ULT: Unifying Teacher-Student RL with Transformers

The Student-Teacher Paradigm in RL

The student-teacher way of training RL policies is based off of the fact that not all privileged information is present in the real world. In this setup:

The Teacher model learns to roll out better trajectories based on the additional (privileged) info it sees.
The Student model learns to imitate the teacher model using only the information available in the real world.

Offline vs. Online Training

This can be done either offline or online:

Offline Approach: Whatever the teacher policy learns is stored in a dataset. We then train the student model on that dataset, saving the pairs of inputs (data modalities) and outputs (actions). The input is filtered to only contain the data streams the student model will have access to in the real world.
Online Approach: The teacher and the student model are trained together, where the student model learns to imitate the teacher model in real-time.

The Distribution-Shift Problem

During online training, the student uses its own policy to generate new trajectories. This means the student can go “off-distribution” from the teacher policy, known as the distribution-shift problem. To fix this, researchers often use DAgger: the student policy generates trajectories, the teacher policy labels the data points, and then the student policy is retrained on this new augmented dataset.
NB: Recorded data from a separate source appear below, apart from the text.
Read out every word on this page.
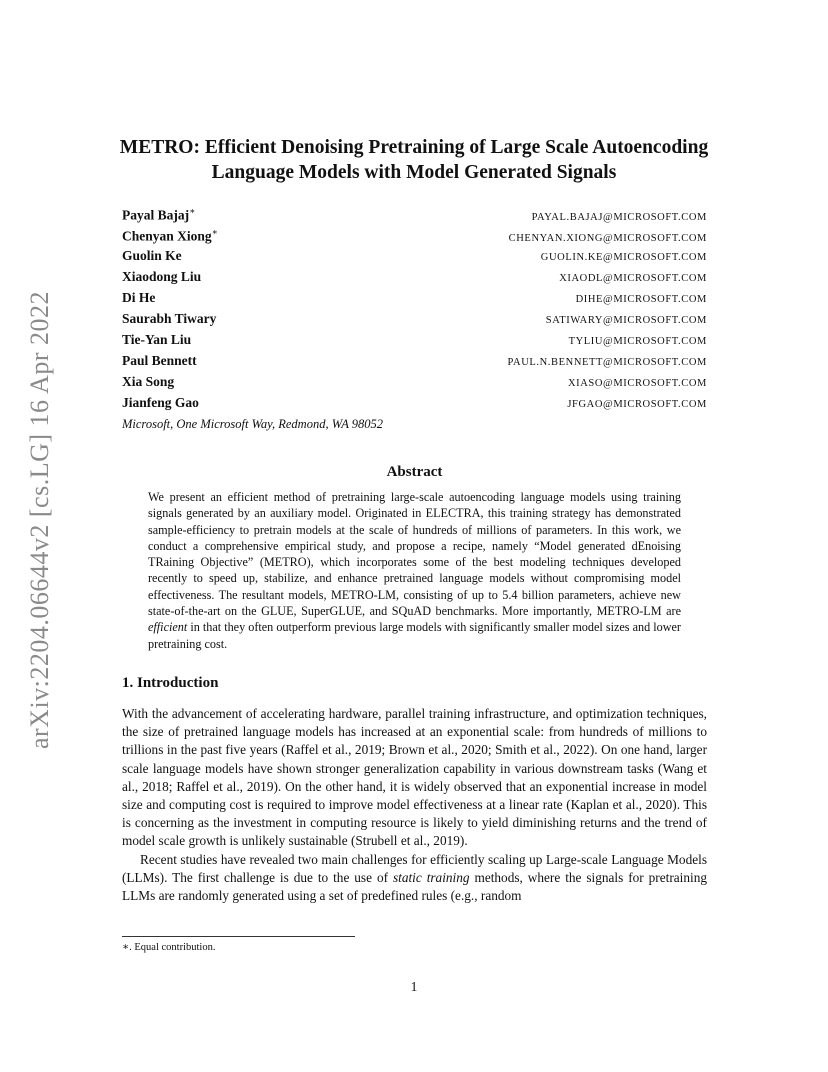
arXiv:2204.06644v2 [cs.LG] 16 Apr 2022
METRO: Efficient Denoising Pretraining of Large Scale Autoencoding Language Models with Model Generated Signals
Payal Bajaj∗
PAYAL.BAJAJ@MICROSOFT.COM
Chenyan Xiong∗
CHENYAN.XIONG@MICROSOFT.COM
Guolin Ke	GUOLIN.KE@MICROSOFT.COM
Xiaodong Liu	XIAODL@MICROSOFT.COM
Di He	DIHE@MICROSOFT.COM
Saurabh Tiwary	SATIWARY@MICROSOFT.COM
Tie-Yan Liu	TYLIU@MICROSOFT.COM
Paul Bennett	PAUL.N.BENNETT@MICROSOFT.COM
Xia Song	XIASO@MICROSOFT.COM
Jianfeng Gao	JFGAO@MICROSOFT.COM
Microsoft, One Microsoft Way, Redmond, WA 98052
Abstract

We present an efficient method of pretraining large-scale autoencoding language models using training signals generated by an auxiliary model. Originated in ELECTRA, this training strategy has demonstrated sample-efficiency to pretrain models at the scale of hundreds of millions of parameters. In this work, we conduct a comprehensive empirical study, and propose a recipe, namely “Model generated dEnoising TRaining Objective” (METRO), which incorporates some of the best modeling techniques developed recently to speed up, stabilize, and enhance pretrained language models without compromising model effectiveness. The resultant models, METRO-LM, consisting of up to 5.4 billion parameters, achieve new state-of-the-art on the GLUE, SuperGLUE, and SQuAD benchmarks. More importantly, METRO-LM are efficient in that they often outperform previous large models with significantly smaller model sizes and lower pretraining cost.

1. Introduction

With the advancement of accelerating hardware, parallel training infrastructure, and optimization techniques, the size of pretrained language models has increased at an exponential scale: from hundreds of millions to trillions in the past five years (Raffel et al., 2019; Brown et al., 2020; Smith et al., 2022). On one hand, larger scale language models have shown stronger generalization capability in various downstream tasks (Wang et al., 2018; Raffel et al., 2019). On the other hand, it is widely observed that an exponential increase in model size and computing cost is required to improve model effectiveness at a linear rate (Kaplan et al., 2020). This is concerning as the investment in computing resource is likely to yield diminishing returns and the trend of model scale growth is unlikely sustainable (Strubell et al., 2019).

Recent studies have revealed two main challenges for efficiently scaling up Large-scale Language Models (LLMs). The first challenge is due to the use of static training methods, where the signals for pretraining LLMs are randomly generated using a set of predefined rules (e.g., random

∗. Equal contribution.
1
Replacing Split Policies with ULT

In the ULT paper, the core idea is to replace the split policies (teacher and student) with a single unified transformer architecture.

Transformers are meant to process sequential data and find relations between every component of the input. However, if kept as-is, we would fail the core idea where only the teacher model has access to privileged information.

Causal Masking

The brilliant idea here is to use causal masking. This allows the transformer to only focus on certain parts of the sequence while ignoring the rest, effectively controlling what “privileged” information is visible at what time during the student’s training.

Curriculum Training

A simple yet effective idea often used is curriculum training. By gradually increasing the difficulty of the training, we can make the sim2real transfer more robust, primarily against varied terrain.

Deep Dive: The ULT Architecture

The architecture in the ULT paper houses a plain transformer, but the data processing is key:

Tokenization: The input trajectory (pairs of action/states) is tokenized simply by concatenating the observation-state pairs and passing them through a simple MLP (outputting a 128-dim token embedding).
Separation of Info: Privileged observation is not mixed with proprioceptive information. They are encoded separately:
- Proprioceptive (encoded): $d$ dim $(H_0, H_1, H_2, H_3 \dots)$
- Exteroceptive (encoder): $d$ dim $(H_e)$

Sequence Preparation

The input sequence is prepared as: $[H_0, H_1, H_2, H_3 \dots, H_e]$.

By placing the exteroceptive information at the end, the proprioceptive information (the student) does not get access to it yet. This sequence is passed through the transformer’s attention module. To prevent “future looking” and to keep the privileged info separate from the student tokens, causal masking is applied. This ensures proprioceptive observations don’t gain insights from future pairs or the exteroceptive observations.

Domain Randomization

Similar to other papers, domain randomization is commonplace. External factors in simulation (friction, force on the Quadruped, etc.) are randomized before being fed to the policy.

Predicting Actions

Student Policy: To predict the action, we just use the $(t-1)$ output tokens from the transformer $(H_0, H_1, H_2 \dots H_{t-1})$.
Teacher Policy: The teacher policy has access to $H_e$. Due to causal masking, the attention mechanism incorporates all required info into the final privileged token $H_e$. Thus, for the teacher, action generation only depends on $H_e$.

In both cases, an MLP takes the respective token output and predicts the next action.

Training, Losses, and Exploration

Loss Functions

The training involves multiple loss terms:

Trajectory Prediction Loss: Computed between the predicted trajectory and the actual expert trajectory.
Imitation Loss: Calculated between the current action (student) and the future action given by the teacher (expert).

Mix-Ratio and Exploration

Since ULT trains both models together, it needs to decide which policy’s action to use at each step to ensure both are aptly explored.

A “mix-ratio” decides whether the teacher or student policy predicts the next action token.
In massively parallelized environments, this is implemented as a mask $M$, where each entry (0 to 1) decides the choice for that specific step.